After almost a year of economic despair and devastation brought on by COVID-19, a new business hopes to help rebuild the East Village.

The East Village is primarily populated by small, independent businesses. Since the onset of the pandemic, the outbreak has caused the closure of countless, beloved storefronts such as Big Gay Ice Cream and the looming end of Halloween Adventure. Without the financial backing of larger corporations, the battle to stay open amidst the hardships of 2020 to 2021 life has been immense.

One business owner has taken the plunge and actually opened her doors amidst the onslaught of the novel coronavirus. Mariann Marlowe is not new to the East Village, in fact she previously ran a unique clothing outlet on 125 2nd Avenue before being forced to close due to rising rent prices. However, after witnessing the destruction of the community she decided to reopen on 76 East 7th Street between 1st and 2nd Avenue with the aspiration to help restore the area’s fading charm.

A dress displayed within Enz’s. Photo by Dean Moses

Enz’s is a clothing boutique brimming with custom-made dresses, jackets, and shirts, many of which are designed by Marlowe herself. Marlowe, a self-described rockabilly—an early style of rock and roll—garnered much of her inspiration during the 1970s while hanging out with rock bands such as the Sex Pistols in London. Using what she saw from the U.K. rock scene, Marlowe helped open a punk-rock store in 1978. Since that time, she has moved around stores and locations before finally ending up here.

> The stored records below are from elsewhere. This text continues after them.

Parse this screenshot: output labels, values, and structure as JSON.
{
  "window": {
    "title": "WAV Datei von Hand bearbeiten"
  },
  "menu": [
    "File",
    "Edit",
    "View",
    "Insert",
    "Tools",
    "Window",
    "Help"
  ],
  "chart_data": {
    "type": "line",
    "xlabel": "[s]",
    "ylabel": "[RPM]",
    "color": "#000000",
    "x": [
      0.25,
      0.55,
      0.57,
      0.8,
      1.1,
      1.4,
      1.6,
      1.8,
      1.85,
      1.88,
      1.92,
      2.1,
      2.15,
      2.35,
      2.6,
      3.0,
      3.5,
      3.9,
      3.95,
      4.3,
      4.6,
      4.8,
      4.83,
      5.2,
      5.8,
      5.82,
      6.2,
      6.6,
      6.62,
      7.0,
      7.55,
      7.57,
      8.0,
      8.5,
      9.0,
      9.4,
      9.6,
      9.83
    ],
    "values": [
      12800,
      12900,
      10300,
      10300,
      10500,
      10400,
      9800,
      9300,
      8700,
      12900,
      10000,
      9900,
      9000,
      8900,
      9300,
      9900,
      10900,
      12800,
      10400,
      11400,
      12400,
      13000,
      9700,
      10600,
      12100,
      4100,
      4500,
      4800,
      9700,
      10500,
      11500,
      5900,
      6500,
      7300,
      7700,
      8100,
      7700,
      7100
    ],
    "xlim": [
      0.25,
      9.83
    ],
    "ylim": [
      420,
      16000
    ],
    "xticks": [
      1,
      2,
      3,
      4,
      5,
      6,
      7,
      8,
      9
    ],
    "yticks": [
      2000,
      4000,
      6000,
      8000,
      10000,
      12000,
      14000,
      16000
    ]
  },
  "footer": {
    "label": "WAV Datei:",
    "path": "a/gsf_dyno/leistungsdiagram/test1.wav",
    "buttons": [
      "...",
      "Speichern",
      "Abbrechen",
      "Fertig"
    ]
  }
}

“England was really fun in the ’70s, everybody went over there. I hung out with the New York Dolls and did photoshoots; the Ramones went over there. The thing that amazed me about London was that you would go in a pub and there would be a little old lady drinking right next to a crazy punk-rocker with a six-inch mohawk and that always fascinated me because you don’t get that in New York—maybe in the East Village but not as much anymore,” Marlowe said, reminiscing back to the heyday of rock and roll. Her nostalgia is very much apparent with a framed photo of Marlowe’s store featured in a 1970s issue of the Villager. 

Mariann Marlowe points to a 1970s issue of the Villager. Photo by Dean Moses

For decades—dating back to the 1960s—the East Village became known as the stomping grounds for artists, writers, and musicians, yet in recent years this subset of individuals seems to have fallen away, retreating to the outer boroughs like Williamsburg and Bushwick.

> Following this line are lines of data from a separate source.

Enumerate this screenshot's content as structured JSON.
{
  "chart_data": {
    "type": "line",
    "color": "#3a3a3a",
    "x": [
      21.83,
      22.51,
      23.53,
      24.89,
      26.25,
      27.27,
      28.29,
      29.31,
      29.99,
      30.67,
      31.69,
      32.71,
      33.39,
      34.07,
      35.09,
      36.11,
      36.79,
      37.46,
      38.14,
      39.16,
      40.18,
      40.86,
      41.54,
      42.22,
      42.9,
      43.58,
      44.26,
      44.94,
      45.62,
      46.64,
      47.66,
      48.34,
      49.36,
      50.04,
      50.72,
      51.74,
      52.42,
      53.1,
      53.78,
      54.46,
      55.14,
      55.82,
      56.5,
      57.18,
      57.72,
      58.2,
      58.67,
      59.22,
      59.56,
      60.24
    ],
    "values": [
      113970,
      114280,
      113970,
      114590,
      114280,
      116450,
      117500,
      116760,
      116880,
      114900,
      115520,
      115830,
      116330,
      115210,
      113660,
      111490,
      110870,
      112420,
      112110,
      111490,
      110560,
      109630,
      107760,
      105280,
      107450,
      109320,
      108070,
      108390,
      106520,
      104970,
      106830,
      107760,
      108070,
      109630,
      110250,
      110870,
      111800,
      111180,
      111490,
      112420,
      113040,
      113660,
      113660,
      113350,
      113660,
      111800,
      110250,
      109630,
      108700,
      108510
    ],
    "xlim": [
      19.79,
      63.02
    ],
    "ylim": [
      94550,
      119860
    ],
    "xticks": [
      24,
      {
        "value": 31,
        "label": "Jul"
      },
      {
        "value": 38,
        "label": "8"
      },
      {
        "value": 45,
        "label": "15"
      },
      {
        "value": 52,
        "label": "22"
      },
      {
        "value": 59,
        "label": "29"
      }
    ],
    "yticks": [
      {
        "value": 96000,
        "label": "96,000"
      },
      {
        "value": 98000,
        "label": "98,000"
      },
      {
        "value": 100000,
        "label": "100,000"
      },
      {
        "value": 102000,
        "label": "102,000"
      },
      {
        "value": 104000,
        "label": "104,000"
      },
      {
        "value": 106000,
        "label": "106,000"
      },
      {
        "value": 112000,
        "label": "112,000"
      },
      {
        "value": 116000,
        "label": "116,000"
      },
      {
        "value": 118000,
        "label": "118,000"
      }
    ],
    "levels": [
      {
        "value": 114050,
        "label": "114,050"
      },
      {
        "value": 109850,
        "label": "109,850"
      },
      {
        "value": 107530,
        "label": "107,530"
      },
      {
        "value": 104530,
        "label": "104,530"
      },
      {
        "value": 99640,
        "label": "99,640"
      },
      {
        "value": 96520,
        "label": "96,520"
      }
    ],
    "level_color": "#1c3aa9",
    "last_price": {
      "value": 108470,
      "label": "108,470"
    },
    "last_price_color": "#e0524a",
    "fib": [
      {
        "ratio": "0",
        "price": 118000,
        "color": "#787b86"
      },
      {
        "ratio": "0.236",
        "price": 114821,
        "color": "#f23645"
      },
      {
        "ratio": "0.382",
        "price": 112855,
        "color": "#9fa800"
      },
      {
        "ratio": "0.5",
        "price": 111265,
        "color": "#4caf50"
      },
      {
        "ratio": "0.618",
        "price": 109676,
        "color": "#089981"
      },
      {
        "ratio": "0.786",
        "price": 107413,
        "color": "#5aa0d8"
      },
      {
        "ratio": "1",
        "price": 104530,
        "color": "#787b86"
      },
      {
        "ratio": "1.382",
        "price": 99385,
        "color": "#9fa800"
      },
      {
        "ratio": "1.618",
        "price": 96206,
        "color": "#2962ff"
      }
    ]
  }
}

“London is the same way. When I went back four years ago, I was like ‘oh my God, everybody looks American,’ I literally had to go into a tattoo parlor to see some cool kids,” Marlowe joked.

By reopening Enz’s—named after her pet dog—she yearns to bring back some of the old-school flair the area was known for years prior. But with the COVID-19 virus still raging and tourism a non-existent commodity, Marlowe admits that business has been slow since opening her doors in December. However, with the vaccine now being distributed, she is optimistic customers will return in the months to come once the word of her store gets around.

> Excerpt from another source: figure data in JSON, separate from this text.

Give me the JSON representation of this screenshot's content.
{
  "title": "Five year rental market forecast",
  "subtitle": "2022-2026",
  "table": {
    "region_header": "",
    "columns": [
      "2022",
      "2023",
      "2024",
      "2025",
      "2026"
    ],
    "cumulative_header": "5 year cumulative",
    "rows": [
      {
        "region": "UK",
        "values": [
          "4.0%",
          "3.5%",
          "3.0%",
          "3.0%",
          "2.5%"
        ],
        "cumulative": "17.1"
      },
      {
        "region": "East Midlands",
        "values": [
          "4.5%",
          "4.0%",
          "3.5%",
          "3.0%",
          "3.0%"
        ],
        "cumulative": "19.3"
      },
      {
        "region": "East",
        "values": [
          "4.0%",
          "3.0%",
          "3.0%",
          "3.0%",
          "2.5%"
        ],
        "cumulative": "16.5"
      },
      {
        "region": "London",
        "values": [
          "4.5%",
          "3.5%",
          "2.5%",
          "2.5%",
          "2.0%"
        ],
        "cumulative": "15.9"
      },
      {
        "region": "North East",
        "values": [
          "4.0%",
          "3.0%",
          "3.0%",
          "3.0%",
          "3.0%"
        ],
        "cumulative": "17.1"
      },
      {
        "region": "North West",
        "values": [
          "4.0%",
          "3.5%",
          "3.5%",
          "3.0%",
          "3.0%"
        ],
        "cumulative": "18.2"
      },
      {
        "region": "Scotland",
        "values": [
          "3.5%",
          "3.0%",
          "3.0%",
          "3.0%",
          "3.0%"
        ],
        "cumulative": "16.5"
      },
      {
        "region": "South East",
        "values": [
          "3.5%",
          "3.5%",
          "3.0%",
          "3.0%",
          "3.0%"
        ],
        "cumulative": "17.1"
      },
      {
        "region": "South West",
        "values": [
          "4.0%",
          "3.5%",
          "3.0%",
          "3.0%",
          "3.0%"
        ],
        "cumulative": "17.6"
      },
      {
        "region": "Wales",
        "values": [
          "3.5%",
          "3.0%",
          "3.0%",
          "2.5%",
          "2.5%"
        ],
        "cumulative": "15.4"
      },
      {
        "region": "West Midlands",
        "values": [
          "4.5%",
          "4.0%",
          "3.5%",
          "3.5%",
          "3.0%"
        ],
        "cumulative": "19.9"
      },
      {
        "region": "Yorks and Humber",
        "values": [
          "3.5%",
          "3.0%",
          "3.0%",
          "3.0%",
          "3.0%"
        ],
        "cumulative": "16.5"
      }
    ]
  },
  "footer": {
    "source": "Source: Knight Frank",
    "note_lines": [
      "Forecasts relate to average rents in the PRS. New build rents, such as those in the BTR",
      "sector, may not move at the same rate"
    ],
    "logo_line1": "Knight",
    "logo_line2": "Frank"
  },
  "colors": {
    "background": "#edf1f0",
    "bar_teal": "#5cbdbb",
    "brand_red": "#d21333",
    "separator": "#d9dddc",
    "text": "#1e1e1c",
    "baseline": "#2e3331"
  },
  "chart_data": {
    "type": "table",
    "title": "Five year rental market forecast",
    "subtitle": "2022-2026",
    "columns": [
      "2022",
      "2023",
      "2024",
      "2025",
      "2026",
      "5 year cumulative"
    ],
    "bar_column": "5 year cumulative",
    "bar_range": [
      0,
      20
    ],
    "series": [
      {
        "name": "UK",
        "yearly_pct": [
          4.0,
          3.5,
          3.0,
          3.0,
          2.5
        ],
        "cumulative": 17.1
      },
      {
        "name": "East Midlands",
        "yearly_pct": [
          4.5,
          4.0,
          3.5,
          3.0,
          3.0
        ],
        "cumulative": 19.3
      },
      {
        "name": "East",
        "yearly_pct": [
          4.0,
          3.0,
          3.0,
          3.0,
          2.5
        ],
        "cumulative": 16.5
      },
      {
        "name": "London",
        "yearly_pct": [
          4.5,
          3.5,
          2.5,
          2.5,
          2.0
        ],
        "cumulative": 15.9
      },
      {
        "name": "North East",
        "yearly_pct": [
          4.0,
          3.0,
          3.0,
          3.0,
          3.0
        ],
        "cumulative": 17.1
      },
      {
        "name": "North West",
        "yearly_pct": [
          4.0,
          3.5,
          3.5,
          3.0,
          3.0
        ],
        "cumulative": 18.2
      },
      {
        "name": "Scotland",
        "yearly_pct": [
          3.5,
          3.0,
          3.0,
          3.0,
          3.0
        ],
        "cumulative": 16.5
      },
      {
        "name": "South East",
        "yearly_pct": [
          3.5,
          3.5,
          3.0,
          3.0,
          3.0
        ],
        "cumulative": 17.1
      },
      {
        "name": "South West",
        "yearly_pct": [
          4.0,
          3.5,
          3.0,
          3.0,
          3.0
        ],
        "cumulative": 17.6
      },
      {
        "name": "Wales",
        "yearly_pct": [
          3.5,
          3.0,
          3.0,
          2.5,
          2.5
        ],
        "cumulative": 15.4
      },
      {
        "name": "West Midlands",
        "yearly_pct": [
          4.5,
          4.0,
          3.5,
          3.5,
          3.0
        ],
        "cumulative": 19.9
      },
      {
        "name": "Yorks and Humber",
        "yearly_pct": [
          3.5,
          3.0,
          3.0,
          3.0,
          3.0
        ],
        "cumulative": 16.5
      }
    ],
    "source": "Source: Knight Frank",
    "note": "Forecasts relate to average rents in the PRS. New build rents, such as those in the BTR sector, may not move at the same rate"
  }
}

Mariann Marlowe holds up one of her original designs. Photo by Dean Moses

Moving in on East 7th Street comes with another personal issue. Locals have taken to calling it a “Cursed Street” after multiple fires and water main breaks have run rampant over the last few years. This is not news to Marlowe, in fact, she experienced this “curse” firsthand at her previous location.

“I was in the store and I heard a giant explosion, and I was in the back and I thought somebody had thrown a brick through the window. I came out from the back and all my windows were broken. We thought it could be a terrorist. It had $60,000 worth of damage and I rebuilt it,” Marlowe said remembering the March 26, 2015 gas explosion and 7-alarm fire that gutted four buildings on 2nd Avenue. 

Enz’s opened mere weeks after another fire hit the area, destroying Middle Collegiate Church, leaving behind a skeletal structure with ashen remains standing mere feet away from where Marlowe’s new store now stands. Despite setbacks such as fires and the COVID-19 pandemic, Marlowe is positive others will follow in her footsteps and begin returning to the barren neighborhood.